After a whirlwind romance and 11 days of marriage, I discovered who my husband really is when I ended up in the hospital with a concussion and broken collar bone when he came home drunk. I got a restraining order and moved in with a friend.
This should be a no-brainer. I should file for divorce immediately but in a bizarre twist of fate, I learned last week that a distant relative died and rather than leave her estate to my mother, her only remaining relative, she left it all to me.
My friend told me because it was an asset I learned about during the marriage and we did not have a pre-nuptial agreement, my husband has the right to claim part of my inheritance.
Is she right? Is there any way I can protect it?
Now that you clearly have the means to do so, you should first hire an experienced family law attorney so you don’t make any missteps. The sooner you file for divorce the better. The shorter your marriage actually is, the less likely a judge will be to order you to give your husband a dime. While you say your marriage lasted 11 days, you are still married and each day you go without serving him with a divorce complaint and summons adds one more day to your marriage.
Your friend has a point. If you receive an inheritance during the marriage, a judge will consider it a marital asset and can order you to give him a certain amount of the inheritance.
However, generally when the court orders such a division, the parties have been married significantly longer than 11 days and they have used the inheritance for joint purposes during the marriage for things like buying a home, taking vacations or paying living expenses.
Here none of those factors exist so the money was not “woven into the fabric of the marriage.” When you say you learned of the inheritance, it sounds like you may not even have it yet.

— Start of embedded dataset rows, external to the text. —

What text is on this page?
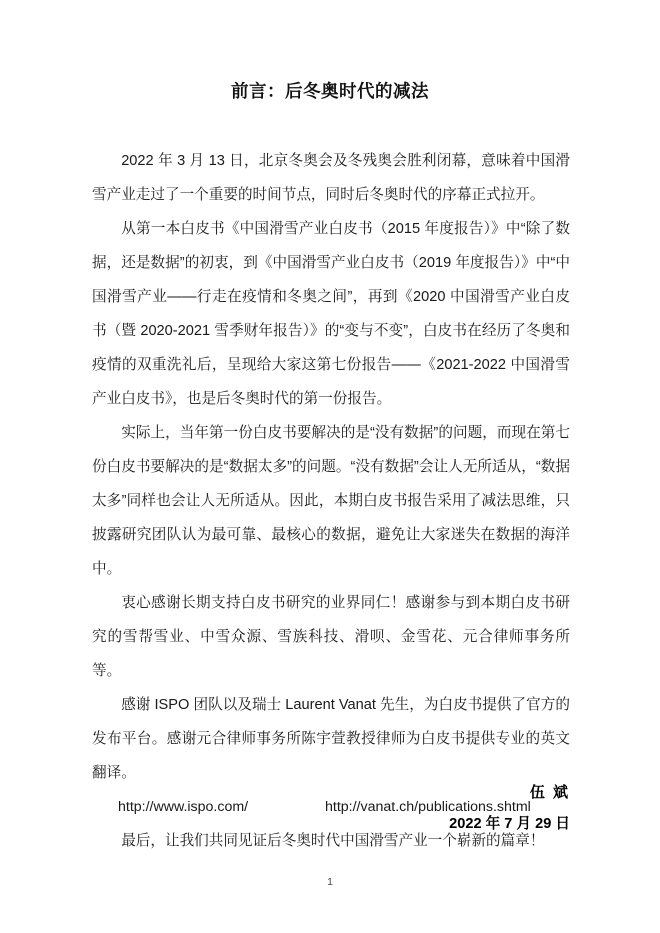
前言：后冬奥时代的减法

2022 年 3 月 13 日，北京冬奥会及冬残奥会胜利闭幕，意味着中国滑雪产业走过了一个重要的时间节点，同时后冬奥时代的序幕正式拉开。

从第一本白皮书《中国滑雪产业白皮书（2015 年度报告）》中“除了数据，还是数据”的初衷，到《中国滑雪产业白皮书（2019 年度报告）》中“中国滑雪产业——行走在疫情和冬奥之间”，再到《2020 中国滑雪产业白皮书（暨 2020-2021 雪季财年报告）》的“变与不变”，白皮书在经历了冬奥和疫情的双重洗礼后，呈现给大家这第七份报告——《2021-2022 中国滑雪产业白皮书》，也是后冬奥时代的第一份报告。

实际上，当年第一份白皮书要解决的是“没有数据”的问题，而现在第七份白皮书要解决的是“数据太多”的问题。“没有数据”会让人无所适从，“数据太多”同样也会让人无所适从。因此，本期白皮书报告采用了减法思维，只披露研究团队认为最可靠、最核心的数据，避免让大家迷失在数据的海洋中。

衷心感谢长期支持白皮书研究的业界同仁！感谢参与到本期白皮书研究的雪帮雪业、中雪众源、雪族科技、滑呗、金雪花、元合律师事务所等。

感谢 ISPO 团队以及瑞士 Laurent Vanat 先生，为白皮书提供了官方的发布平台。感谢元合律师事务所陈宇萱教授律师为白皮书提供专业的英文翻译。

http://www.ispo.com/	http://vanat.ch/publications.shtml

最后，让我们共同见证后冬奥时代中国滑雪产业一个崭新的篇章！

伍 斌
2022 年 7 月 29 日
1
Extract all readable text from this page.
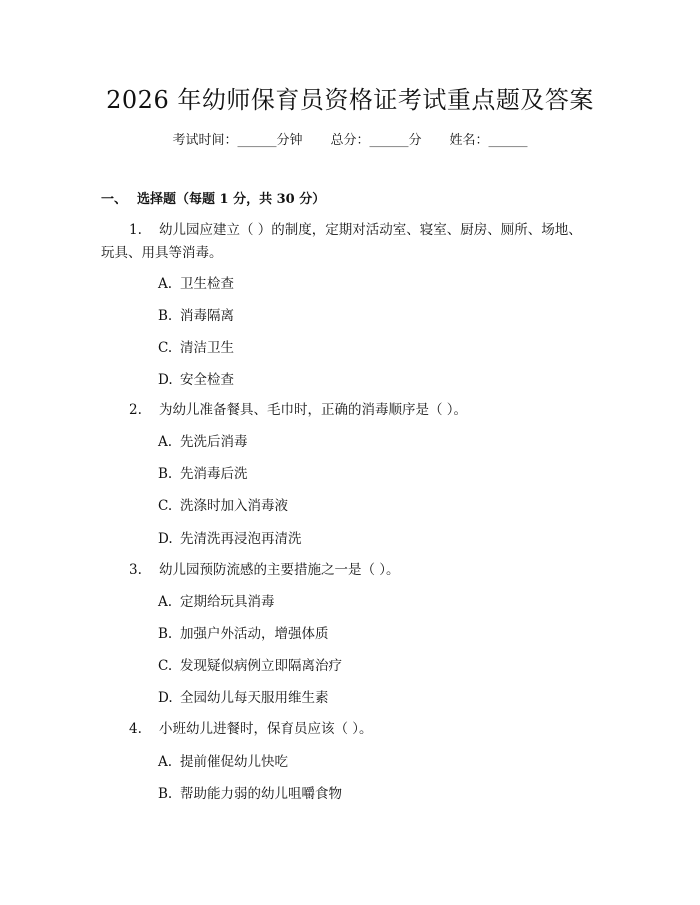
2026 年幼师保育员资格证考试重点题及答案
考试时间：______分钟 总分：______分 姓名：______
一、 选择题（每题 1 分，共 30 分）
1. 幼儿园应建立（ ）的制度，定期对活动室、寝室、厨房、厕所、场地、
玩具、用具等消毒。
A. 卫生检查
B. 消毒隔离
C. 清洁卫生
D. 安全检查
2. 为幼儿准备餐具、毛巾时，正确的消毒顺序是（ ）。
A. 先洗后消毒
B. 先消毒后洗
C. 洗涤时加入消毒液
D. 先清洗再浸泡再清洗
3. 幼儿园预防流感的主要措施之一是（ ）。
A. 定期给玩具消毒
B. 加强户外活动，增强体质
C. 发现疑似病例立即隔离治疗
D. 全园幼儿每天服用维生素
4. 小班幼儿进餐时，保育员应该（ ）。
A. 提前催促幼儿快吃
B. 帮助能力弱的幼儿咀嚼食物
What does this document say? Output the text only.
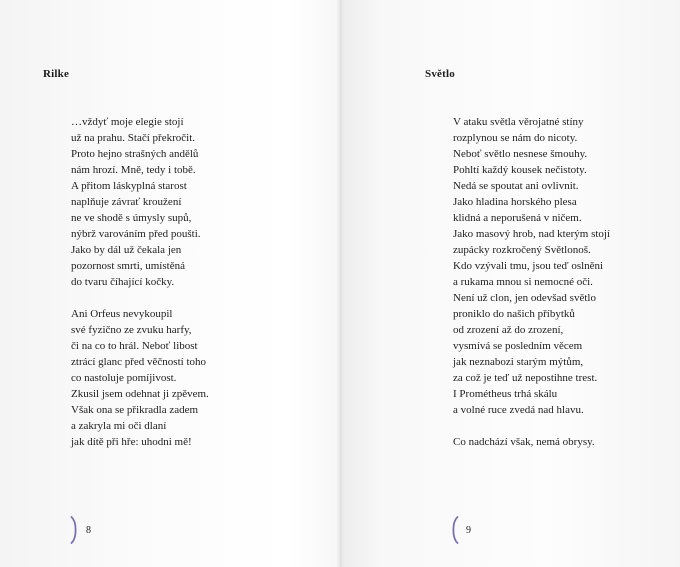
Rilke
…vždyť moje elegie stojí
už na prahu. Stačí překročit.
Proto hejno strašných andělů
nám hrozí. Mně, tedy i tobě.
A přitom láskyplná starost
naplňuje závrať kroužení
ne ve shodě s úmysly supů,
nýbrž varováním před poušti.
Jako by dál už čekala jen
pozornost smrti, umístěná
do tvaru číhající kočky.
Ani Orfeus nevykoupil
své fyzično ze zvuku harfy,
či na co to hrál. Neboť libost
ztrácí glanc před věčností toho
co nastoluje pomíjivost.
Zkusil jsem odehnat ji zpěvem.
Však ona se přikradla zadem
a zakryla mi oči dlaní
jak dítě při hře: uhodni mě!
8
Světlo
V ataku světla věrojatné stíny
rozplynou se nám do nicoty.
Neboť světlo nesnese šmouhy.
Pohltí každý kousek nečistoty.
Nedá se spoutat ani ovlivnit.
Jako hladina horského plesa
klidná a neporušená v ničem.
Jako masový hrob, nad kterým stojí
zupácky rozkročený Světlonoš.
Kdo vzývali tmu, jsou teď oslněni
a rukama mnou si nemocné oči.
Není už clon, jen odevšad světlo
proniklo do našich příbytků
od zrození až do zrození,
vysmívá se posledním věcem
jak neznabozi starým mýtům,
za což je teď už nepostihne trest.
I Prométheus trhá skálu
a volné ruce zvedá nad hlavu.
Co nadchází však, nemá obrysy.
9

If you file before receiving the funds, that strengthens your argument that the marriage was irretrievably broken before the inheritance was received.
If you file for divorce and he makes a convincing play for some of the money, you do have another card in your hand. You have three years from the date of the incident that landed you in the hospital to sue him for damages on account of the physical abuse — especially when it was severe enough to land you in the hospital with a concussion and broken bones. You can ask to be awarded his share of any deemed marital assets. That should be enough to get his attention and help him realize just walking away is really the best road for him to travel.